4.9) Resignation — An officer may resign by giving written notice to the Corporation. The resignation is effective without acceptance when the notice is given to the Corporation, unless a later effective date is named in the notice.
4.10) Removal — An officer may be removed, with or without cause, by a resolution adopted by the Board of Directors.
4.11) Vacancy — A vacancy in an office because of death, resignation, removal, disqualification, or other cause may be filled for the unexpired part of the term by an appointment made by the Board of Directors.
ARTICLE 5 — MEMBERS
5.1) Members — The Corporation shall not have any members.
ARTICLE 6 — EXPENDITURES
6.1) Expenditures — The expenditure of any funds of the Corporation shall be within the sole discretion of the Board to the extent permitted by law.

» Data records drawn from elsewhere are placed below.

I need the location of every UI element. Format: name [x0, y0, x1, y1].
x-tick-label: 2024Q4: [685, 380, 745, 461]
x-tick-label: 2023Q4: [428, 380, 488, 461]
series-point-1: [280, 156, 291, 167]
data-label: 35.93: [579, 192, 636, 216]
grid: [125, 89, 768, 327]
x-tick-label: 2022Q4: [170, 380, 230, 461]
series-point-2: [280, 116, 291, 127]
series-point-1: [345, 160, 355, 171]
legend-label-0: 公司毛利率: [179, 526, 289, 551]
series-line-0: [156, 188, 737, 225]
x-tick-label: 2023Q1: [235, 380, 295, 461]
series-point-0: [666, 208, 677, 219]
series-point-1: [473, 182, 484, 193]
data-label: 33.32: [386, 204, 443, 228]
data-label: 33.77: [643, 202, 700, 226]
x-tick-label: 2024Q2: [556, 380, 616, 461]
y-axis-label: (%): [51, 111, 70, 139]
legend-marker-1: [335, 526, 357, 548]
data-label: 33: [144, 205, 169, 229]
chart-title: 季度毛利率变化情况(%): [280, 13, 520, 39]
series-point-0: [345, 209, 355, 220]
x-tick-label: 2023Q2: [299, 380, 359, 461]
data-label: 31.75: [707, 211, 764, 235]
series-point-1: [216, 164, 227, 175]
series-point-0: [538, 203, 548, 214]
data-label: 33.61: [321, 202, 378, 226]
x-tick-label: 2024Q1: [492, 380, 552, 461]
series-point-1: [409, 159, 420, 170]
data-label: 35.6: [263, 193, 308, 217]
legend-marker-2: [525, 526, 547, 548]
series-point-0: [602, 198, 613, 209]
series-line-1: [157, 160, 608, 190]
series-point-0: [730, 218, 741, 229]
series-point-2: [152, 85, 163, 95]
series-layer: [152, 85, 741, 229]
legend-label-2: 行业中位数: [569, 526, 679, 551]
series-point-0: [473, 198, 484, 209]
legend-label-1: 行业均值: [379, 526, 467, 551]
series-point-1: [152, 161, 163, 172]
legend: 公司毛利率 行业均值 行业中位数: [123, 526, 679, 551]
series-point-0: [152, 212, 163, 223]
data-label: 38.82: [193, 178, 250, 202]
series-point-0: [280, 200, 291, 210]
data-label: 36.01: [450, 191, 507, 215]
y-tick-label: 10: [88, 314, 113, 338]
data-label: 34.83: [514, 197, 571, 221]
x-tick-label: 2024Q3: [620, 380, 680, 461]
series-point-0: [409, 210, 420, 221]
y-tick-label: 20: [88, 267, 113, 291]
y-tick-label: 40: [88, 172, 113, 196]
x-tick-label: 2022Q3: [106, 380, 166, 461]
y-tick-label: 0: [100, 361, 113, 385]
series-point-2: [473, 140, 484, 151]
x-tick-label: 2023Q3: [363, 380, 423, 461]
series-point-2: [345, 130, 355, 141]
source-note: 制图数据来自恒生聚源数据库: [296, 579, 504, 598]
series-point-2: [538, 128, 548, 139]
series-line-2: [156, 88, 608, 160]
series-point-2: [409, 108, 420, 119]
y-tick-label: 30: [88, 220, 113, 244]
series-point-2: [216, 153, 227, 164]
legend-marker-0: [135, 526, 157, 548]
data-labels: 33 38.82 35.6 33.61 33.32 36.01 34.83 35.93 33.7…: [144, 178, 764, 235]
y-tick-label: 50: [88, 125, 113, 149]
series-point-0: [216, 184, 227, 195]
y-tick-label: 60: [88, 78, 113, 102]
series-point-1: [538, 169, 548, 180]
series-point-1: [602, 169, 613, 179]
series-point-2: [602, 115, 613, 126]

ARTICLE 7 — LOANS; OBLIGATIONS
7.1) Loans; Guarantees —
(a) Prerequisites — Subject to paragraph (b) below, the Corporation may lend money to, guarantee, or pledge its assets as security for an obligation of, become a surety for, or otherwise financially assist a person, if the transaction, or a class of transactions to which the transaction belongs:
(1) is in the usual and regular course of activities of the Corporation;(2) is with or for the benefit of a related organization, an organization in which the Corporation has a financial interest, a person with whom the Corporation has a relationship in the course of its activities, or an organization to which the Corporation has the power to make donations; and
(3) has been approved by a two-thirds (2/3) majority of the Board of Directors.
(b) Limitations — The Corporation may not lend money to or guarantee the obligation of a director, officer, or employee of the Corporation or a related organization or of a spouse, parent, child, spouse of a child, brother, sister, or spouse of a brother or sister of a director, officer, or employee, unless the loan or guarantee may reasonably be expected, in the judgment of the Board of Directors, to benefit the Corporation.
ARTICLE 8 — FINANCIAL MATTERS
8.1) Fiscal Year — The fiscal year of the Corporation shall be a calendar year, unless otherwise determined by the Board of Directors.
8.2) Books and Records; Financial Statement — The Corporation shall keep at its registered office correct and complete copies of its Articles of Incorporation and Bylaws, accounting records, and minutes of meetings of the Board of Directors and committees having any of the authority of the Board of Directors.
ARTICLE 9 — AMENDMENT OF ARTICLES AND BYLAWS
9.1) Amendment of Articles — The Articles of Incorporation of the Corporation may be amended to include or modify a provision that is required or permitted to appear in the Articles of Incorporation or to omit a provision not required to be included in the Articles of Incorporation. The majority of the Board of Directors may amend the Articles of Incorporation.
9.2) Amendment of Bylaws — These Bylaws may be amended to include or modify a provision that is permitted to appear in the Bylaws. The majority of the Board of Directors may amend these Bylaws.
ARTICLE 10 — MISCELLANEOUS
10.1) Expenditures — All checks, drafts, and orders for the payment of money shall be signed in the name of the Corporation by the President, Vice President or Treasurer of the Corporation and such other persons as the Board shall designate from time to time.
10.2) Execution of Instruments — When the execution of any pledge, contract, conveyance, loan agreement, or other instrument has been authorized by the Corporation, the President, Vice President, Treasurer or the agent designated in writing by the Board may execute the instrument in the name of and on behalf of the Corporation.